Certaines sont visibles du bord, d’autres jonchent les profondeurs. Toute ces épaves ont un point commun : elles sont abandonnées et polluent le lagon. Leurs propriétaires encourent 2 ans de prison et une amende de 9 millions de Fcfp. Mais face au coût exorbitant du démantèlement, 3 millions de Fcfp au minimum, ils prennent le risque. Le Pays tente alors de les retrouver comme l’explique Heiarii Holozet, responsable du service immatriculation des navires à la direction des Affaires maritimes. « Notre ministre de tutelle met le propriétaire en demeure dans un premier temps de nous présenter son plan d’action, dans un deuxième temps de procéder à la dépollution du navire, et dans un troisième temps de procéder au retrait, à la sécurisation du navire. »

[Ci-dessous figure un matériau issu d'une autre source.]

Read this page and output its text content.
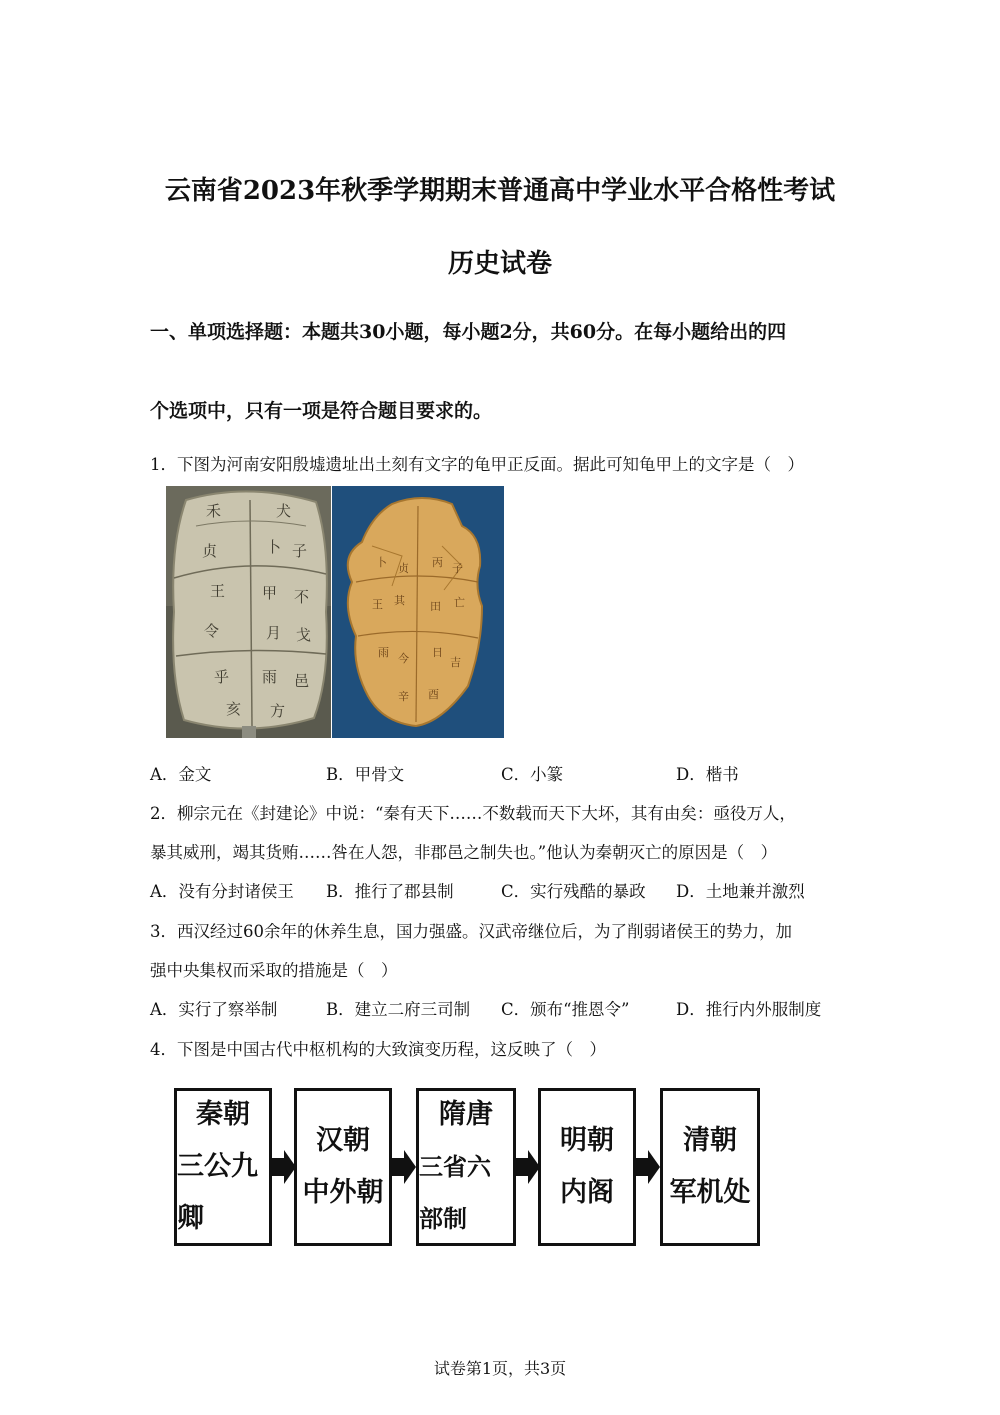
云南省2023年秋季学期期末普通高中学业水平合格性考试
历史试卷
一、单项选择题：本题共30小题，每小题2分，共60分。在每小题给出的四
个选项中，只有一项是符合题目要求的。
1．下图为河南安阳殷墟遗址出土刻有文字的龟甲正反面。据此可知龟甲上的文字是（　）
禾	犬
贞	卜 子
王 甲 不
令	月 戈
乎 雨 邑
亥 方
卜 贞 丙 子
王 其 田 亡
雨 今 日
吉
辛 酉
A．金文	B．甲骨文	C．小篆	D．楷书
2．柳宗元在《封建论》中说：“秦有天下……不数载而天下大坏，其有由矣：亟役万人，
暴其威刑，竭其货贿……咎在人怨，非郡邑之制失也。”他认为秦朝灭亡的原因是（　）
A．没有分封诸侯王 B．推行了郡县制	C．实行残酷的暴政 D．土地兼并激烈
3．西汉经过60余年的休养生息，国力强盛。汉武帝继位后，为了削弱诸侯王的势力，加
强中央集权而采取的措施是（　）
A．实行了察举制	B．建立二府三司制 C．颁布“推恩令”	D．推行内外服制度
4．下图是中国古代中枢机构的大致演变历程，这反映了（　）
秦朝
三公九卿
汉朝
中外朝
隋唐
三省六部制
明朝
内阁
清朝
军机处
试卷第1页，共3页
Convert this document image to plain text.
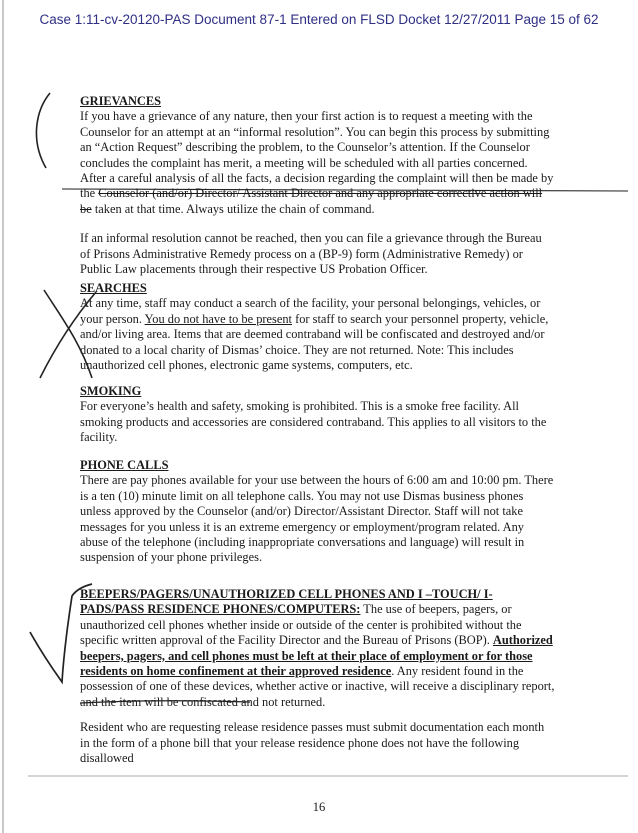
Case 1:11-cv-20120-PAS Document 87-1 Entered on FLSD Docket 12/27/2011 Page 15 of 62
GRIEVANCES

If you have a grievance of any nature, then your first action is to request a meeting with the Counselor for an attempt at an “informal resolution”. You can begin this process by submitting an “Action Request” describing the problem, to the Counselor’s attention. If the Counselor concludes the complaint has merit, a meeting will be scheduled with all parties concerned. After a careful analysis of all the facts, a decision regarding the complaint will then be made by the Counselor (and/or) Director/ Assistant Director and any appropriate corrective action will be taken at that time. Always utilize the chain of command.

If an informal resolution cannot be reached, then you can file a grievance through the Bureau of Prisons Administrative Remedy process on a (BP-9) form (Administrative Remedy) or Public Law placements through their respective US Probation Officer.

SEARCHES

At any time, staff may conduct a search of the facility, your personal belongings, vehicles, or your person. You do not have to be present for staff to search your personnel property, vehicle, and/or living area. Items that are deemed contraband will be confiscated and destroyed and/or donated to a local charity of Dismas’ choice. They are not returned. Note: This includes unauthorized cell phones, electronic game systems, computers, etc.

SMOKING

For everyone’s health and safety, smoking is prohibited. This is a smoke free facility. All smoking products and accessories are considered contraband. This applies to all visitors to the facility.

PHONE CALLS

There are pay phones available for your use between the hours of 6:00 am and 10:00 pm. There is a ten (10) minute limit on all telephone calls. You may not use Dismas business phones unless approved by the Counselor (and/or) Director/Assistant Director. Staff will not take messages for you unless it is an extreme emergency or employment/program related. Any abuse of the telephone (including inappropriate conversations and language) will result in suspension of your phone privileges.

BEEPERS/PAGERS/UNAUTHORIZED CELL PHONES AND I –TOUCH/ I-PADS/PASS RESIDENCE PHONES/COMPUTERS: The use of beepers, pagers, or unauthorized cell phones whether inside or outside of the center is prohibited without the specific written approval of the Facility Director and the Bureau of Prisons (BOP). Authorized beepers, pagers, and cell phones must be left at their place of employment or for those residents on home confinement at their approved residence. Any resident found in the possession of one of these devices, whether active or inactive, will receive a disciplinary report, and the item will be confiscated and not returned.

Resident who are requesting release residence passes must submit documentation each month in the form of a phone bill that your release residence phone does not have the following disallowed

16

À défaut de réponse, la DEPAM agit sur décision de justice à la place du propriétaire, puis se retourne contre lui pour obtenir réparation. La dernière opération en date; le démantèlement d’un voilier à Taiarapu-Ouest, aura coûté 6 millions de Fcfp au Pays.
En 2019, 17 épaves ont été recensées par le port autonome. Délégataire d’une partie importante des eaux autour de Tahiti, c’est le Port qui agit en cas de danger imminent. « Quand il y a un coup de vent par exemple, ces épaves se larguent de leur corps-mort et arrivent dans la voie de circulation, dans le chenal. C’est un danger pour tout le monde donc le port se doit d’intervenir », déclare Alphonse Kautai, capitaine du Port autonome de Papeete.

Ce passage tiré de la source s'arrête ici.